In episode #6 of “The Atomic Bombshell,” Mynx Devlin becomes the first actor to break the blacklist when she teams up with Producer Herbert W. Zoozman to make 18 movies in 18 months—9 double features pitched at drive-in movie theaters. This moment in film history echoes the remarkable rise of American-International Pictures. AIP was founded in the 1950s to exploit a new audience—teenagers—who were discovering the pleasures of sex, drugs and rock and roll. AIP President Sam Arkoff invented a new formula for making and marketing movies. He made ’em quick, made ’em cheap, aimed ’em at teenagers and released ’em as double features to drive-ins.
The Arkoff Formula
Arkoff’s (and Zoozman’s) formula for making a successful movie was as follows:
A-ction (hot rods, fist fights, fighting giant mutant insects)
R-evolution (smoking pot, rock and roll)
K-illing (guns, hot rods, incinerating giant mutant insects)
O-ratory (actors spouting inane dialogue)

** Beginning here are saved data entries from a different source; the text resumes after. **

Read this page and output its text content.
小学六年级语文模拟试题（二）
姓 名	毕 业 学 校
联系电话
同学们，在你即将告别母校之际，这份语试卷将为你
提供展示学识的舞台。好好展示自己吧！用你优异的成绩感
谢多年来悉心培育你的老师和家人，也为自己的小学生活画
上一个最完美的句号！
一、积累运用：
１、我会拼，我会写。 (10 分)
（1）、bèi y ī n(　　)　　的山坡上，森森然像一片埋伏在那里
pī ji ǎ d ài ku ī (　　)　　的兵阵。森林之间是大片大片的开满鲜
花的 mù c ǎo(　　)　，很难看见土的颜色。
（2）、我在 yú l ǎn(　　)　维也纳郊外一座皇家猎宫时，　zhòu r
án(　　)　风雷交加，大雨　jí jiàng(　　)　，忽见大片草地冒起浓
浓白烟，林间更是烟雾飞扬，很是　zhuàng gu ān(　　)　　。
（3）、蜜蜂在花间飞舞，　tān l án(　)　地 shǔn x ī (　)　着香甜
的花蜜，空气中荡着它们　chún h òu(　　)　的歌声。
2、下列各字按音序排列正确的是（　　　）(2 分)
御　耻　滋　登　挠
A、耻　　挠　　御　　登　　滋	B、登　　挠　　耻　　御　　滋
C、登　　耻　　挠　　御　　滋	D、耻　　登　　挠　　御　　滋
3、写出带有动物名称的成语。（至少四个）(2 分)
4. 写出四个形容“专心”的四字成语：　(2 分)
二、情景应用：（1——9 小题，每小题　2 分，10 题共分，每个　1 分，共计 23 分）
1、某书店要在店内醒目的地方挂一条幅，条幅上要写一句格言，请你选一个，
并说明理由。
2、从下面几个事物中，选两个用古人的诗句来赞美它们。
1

F-antasy (dreaming of sex)
F-ornication (having sex)
Instead of starting with a script, Arkoff used focus groups (of 19-year-old boys). He asked them what they wanted to see. The answers? Sex, drugs, rock and roll, monsters, space ships, sex, hot rods, gunfights, and sex. Then Arkoff would have an artist mock-up a lurid poster, which he’d use to get drive-in owners salivating over the movie. Only then would he spend the dollar-fifty to make the film. And so AIP produced movies like Hot Rod Girl, The Ghost of Dragstrip Hollow, Shake, Rattle and Rock! and I Was a Teenage Werewolf.
Ruined by Success
AIP thrived in the 50s until a host of imitators flooded the market with even cheaper, shoddier product, driving down the price that drive-in movie operators would pay for the double bills. AIP then did three things. They started making their Beach Party movies with Frankie Avalon and Annette Funicello. They started importing Italian “sword and sandal” epics and dubbing them into English. And they started their “Edgar Allan Poe” series of horror movies, usually directed by the prolific Roger Corman and starring Vincent Price.

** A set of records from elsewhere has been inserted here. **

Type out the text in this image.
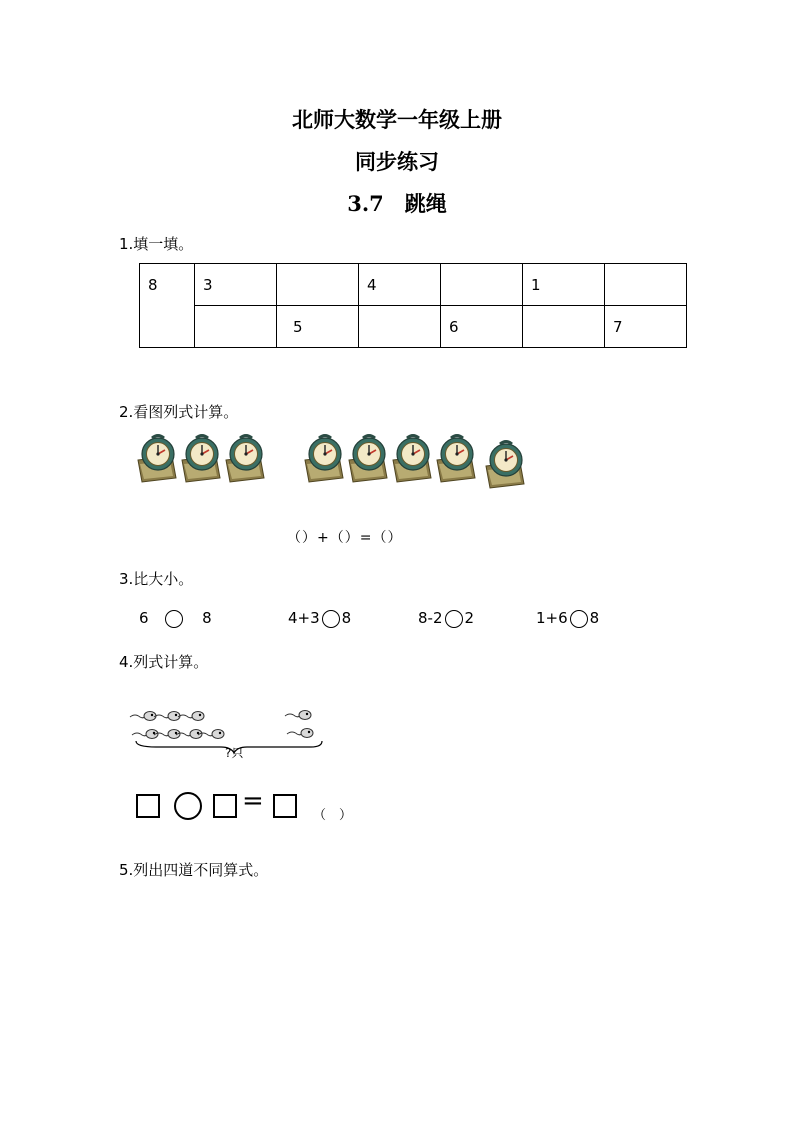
北师大数学一年级上册
同步练习
3.7　跳绳
1.填一填。
8	3		4		1	
		5		6		7
2.看图列式计算。
（）+（）=（）
3.比大小。
6	8	4+3 8	8-2 2	1+6 8
4.列式计算。
?只
=	（　）
5.列出四道不同算式。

AIP is notable for one other contribution to world cinema. It gave a string of notables their first toe-hold in the business: Jack Nicholson, Robert Towne, Francis Ford Coppola, Peter Bogdanovich, and Bruce Dern all got their start with AIP. And a generation of boomers has precious memories of going to the drive-in to see The Cool and the Crazy, and maybe even catching a glimpse of the movie through the steamed windshield.